When the CDC, responding to the three death reports, interviewed doctors and examined the charts, they found that one, a case of myocarditis, was caused by influenza virus. The other two were blood clots in adolescents taking birth control pills. Birth control pills are known to raise the risk of blood clots. "These deaths are tragic but appear to have causes unrelated to vaccination," says Dr. John Iskander, co-director of the Immunization Safety Office at the CDC.

Judicial Watch also claimed to have found 18 cases of birth defects and miscarriages among the reports. I counted 11 pregnancy-related adverse events, including six miscarriages that occurred between a few hours and four months after the shot, two unrelated abortions, two abortions following abnormal ultrasounds, and another report of an abnormal ultrasound with no indication of what was done about it (a lot of the VAERS reports are quite sketchy and confusing).

Eleven problem pregnancies is certainly fewer than would expect in any group of 3 million teenagers and women (30 percent of first-trimester pregnancies miscarry, and 3 percent of babies have at least minor birth defects). And since even live vaccines like varicella are known not to cause birth defects, Iskander points out, it seems unlikely that an inactivated subunit vaccine like HPV would do so.
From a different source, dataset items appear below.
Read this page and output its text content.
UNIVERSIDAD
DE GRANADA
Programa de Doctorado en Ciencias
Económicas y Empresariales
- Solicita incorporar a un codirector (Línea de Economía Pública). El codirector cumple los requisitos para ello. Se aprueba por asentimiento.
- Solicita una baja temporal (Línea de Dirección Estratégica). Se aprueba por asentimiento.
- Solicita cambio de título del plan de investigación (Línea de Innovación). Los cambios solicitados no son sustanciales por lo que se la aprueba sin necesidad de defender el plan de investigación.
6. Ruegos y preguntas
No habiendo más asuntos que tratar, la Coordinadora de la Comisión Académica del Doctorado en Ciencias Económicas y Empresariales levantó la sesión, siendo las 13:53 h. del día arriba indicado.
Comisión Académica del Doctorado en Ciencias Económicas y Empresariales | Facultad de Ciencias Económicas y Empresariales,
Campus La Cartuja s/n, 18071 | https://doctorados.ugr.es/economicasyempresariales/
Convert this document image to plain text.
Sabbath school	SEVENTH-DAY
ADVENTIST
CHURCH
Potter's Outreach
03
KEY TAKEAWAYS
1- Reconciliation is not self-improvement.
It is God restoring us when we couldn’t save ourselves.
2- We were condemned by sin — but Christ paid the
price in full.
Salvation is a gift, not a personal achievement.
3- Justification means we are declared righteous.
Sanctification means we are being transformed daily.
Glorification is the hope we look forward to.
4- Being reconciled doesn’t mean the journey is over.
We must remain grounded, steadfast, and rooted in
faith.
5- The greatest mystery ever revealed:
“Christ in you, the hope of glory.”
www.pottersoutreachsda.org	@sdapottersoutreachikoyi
For my money, the potentially most serious data point in the VAERS reports is the 10 or 15 instances of Guillain Barre Syndrome-like muscle paralysis or weakness. There have been some credible, if rare, reports linking GBS and vaccines against flu, tetanus and meningitis, and the latter is often administered to teen-agers concurrently with Gardasil. On the other hand, there may be no connection to the vaccines. About one or two in 100,000 adolescents every year experience Guillain Barre Syndrome -- an autoimmune disorder -- so if 3 million vaccinations have been given, you'd expect this many cases to occur by chance.

One other thing that's notable as you go through the reports (I went through all 1,637 of them) is the number of women who fainted. Apparently, fainting isn't at all unusual with vaccination or doctors' visits in general. This is especially true when people line up for shots at school or in the military. One person faints and then it spreads. This is more dangerous than it sounds, though -- unattended fainters can suffer brain damage when they hit their heads on hard surfaces. For this reason pediatricians are supposed to keep teen-aged and adult patients in the office for 15 minutes before they walk or get into their cars. The HPV database includes a handful of faints that led to head injury.